Le palais de Tauride, occupé, à l’heure où je le visitais, par le grand-duc Michel, avait servi d’habitation temporaire à la reine Louise, cette moderne amazone qui espéra un instant vaincre son vainqueur ; car Napoléon lui avait dit, en l’apercevant pour la première fois : « Madame, je savais bien que vous étiez la plus belle des reines, mais j’ignorais que vous étiez la plus belle des femmes. » Malheureusement, la galanterie du héros corse ne fut pas de longue durée. Un jour la reine Louise jouait avec une rose :
– Donnez-moi cette rose, dit Napoléon.
– Donnez-moi Magdebourg, répondit la reine.
– Oh ! ma foi, non ! s’écria l’Empereur, ce serait trop cher.
La reine jeta de dépit la rose qu’elle tenait ; mais elle n’eut point Magdebourg.
En quittant le palais de Tauride, je continuai mon excursion en traversant le pont de Troïtskoï pour visiter la cabane de Pierre Ier, ce grossier bijou impérial dont je n’avais vu la veille que l’écrin.
La religion nationale a conservé ce monument dans toute sa pureté primitive, et la salle à manger, le salon et la chambre à coucher semblent encore attendre le retour du tsar. Dans la cour est la petite barque entièrement construite par le charpentier de Saardam, et de laquelle il se servait pour se porter, par la Neva, sur les différents points de la ville naissante où sa présence était nécessaire.
Près de cette demeure d’un jour est sa demeure éternelle. Son corps, comme celui de ses successeurs, repose dans l’église de Saint-Pierre-et-Saint-Paul, située au milieu de la forteresse. Cette église, dont la flèche d’or donne une trop haute idée, est petite, peu régulière et d’un mauvais goût ; sa seule valeur est dans le trésor mortuaire qu’elle renferme. Le tombeau du tsar est près de la porte latérale du côté droit ; à la voûte pendent plus de sept cents drapeaux pris sur les Turcs, les Suédois et les Persans.

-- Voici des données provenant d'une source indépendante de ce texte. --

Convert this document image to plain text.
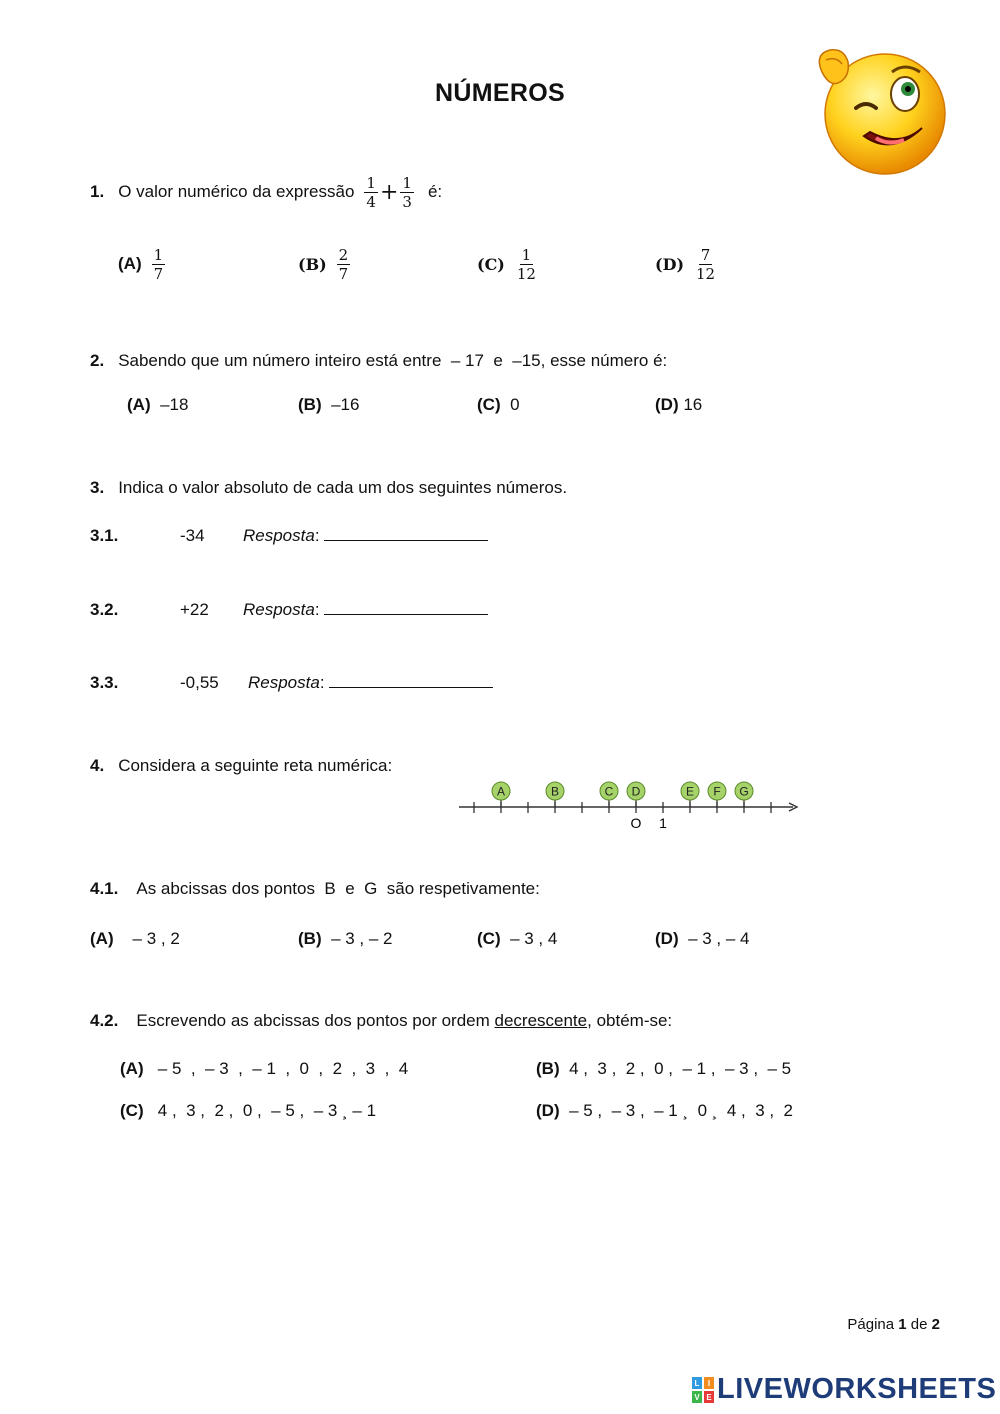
NÚMEROS
1. O valor numérico da expressão $\frac{1}{4} + \frac{1}{3}$ é:
$(A) \frac{1}{7}$	$(B) \frac{2}{7}$	$(C) \frac{1}{12}$	$(D) \frac{7}{12}$
2. Sabendo que um número inteiro está entre  – 17  e  –15, esse número é:
(A) –18	(B) –16	(C) 0	(D) 16
3. Indica o valor absoluto de cada um dos seguintes números.
3.1.	-34 Resposta:
3.2.	+22 Resposta:
3.3.	-0,55 Resposta:
4. Considera a seguinte reta numérica:
A	B	C D	E F G
O 1
4.1. As abcissas dos pontos  B  e  G  são respetivamente:
(A) – 3 , 2	(B) – 3 , – 2	(C) – 3 , 4	(D) – 3 , – 4
4.2. Escrevendo as abcissas dos pontos por ordem decrescente, obtém-se:
(A) – 5  ,  – 3  ,  – 1  ,  0  ,  2  ,  3  ,  4	(B) 4 ,  3 ,  2 ,  0 ,  – 1 ,  – 3 ,  – 5
(C) 4 ,  3 ,  2 ,  0 ,  – 5 ,  – 3 ¸ – 1	(D) – 5 ,  – 3 ,  – 1 ¸  0 ¸  4 ,  3 ,  2
Página 1 de 2
L I
V E LIVEWORKSHEETS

Je passai par le pont Tioutchkoff, dans l’île de Vasilievskoï. Les principales curiosités de ce quartier sont la Bourse et les Académies. Je me contentai de passer devant ces monuments et, prenant le pont d’Isaac et la rue de la Résurrection, je me trouvai bientôt sur le canal de la Fontalka, dont je suivis le quai jusqu’à l’église catholique. Là, je m’arrêtai : je voulais voir la tombe des Moreau. C’est une simple dalle en face de l’autel et au milieu du chœur.
Puisque j’en étais aux églises, je voulus voir tout de suite celle de Kazan, qui est la Notre-Dame de Saint-Pétersbourg. J’y pénétrai par sa double colonnade bâtie sur le modèle de celle de Saint-Pierre de Rome. Ici, le prospectus, contre l’habitude, est inférieur à la chose annoncée. À l’extérieur, tout est plâtre et brique ; à l’intérieur, tout est bronze, marbre et granit ; les portes sont d’airain ou d’argent massif, le pavé de jaspe, et les murs de marbre.
J’avais assez de monuments pour un seul jour ; je me fis conduire chez l’illustre madame Xavier pour remettre à ma belle compatriote la lettre dont j’étais chargé pour elle. Depuis six mois, elle n’habitait plus la maison, et son ex-maîtresse m’apprit d’un ton fort pincé qu’elle était établie à son compte entre le canal de la Moika et le magasin d’Orgelot. C’était chose facile à trouver : Orgelot est le Suse de Saint-Pétersbourg.
Dix minutes après, j’étais devant la maison indiquée. Comme je comptais dîner chez le restaurateur en face, qu’à son nom j’avais reconnu pour un compatriote, je renvoyai mon droschki et j’entrai dans le magasin en demandant mademoiselle Louise Dupuy.
Une des demoiselles s’informa si c’était pour achat de marchandises ou pour affaire particulière ; je lui répondis que c’était pour affaire particulière.
Aussitôt, elle se leva et me conduisit à son appartement.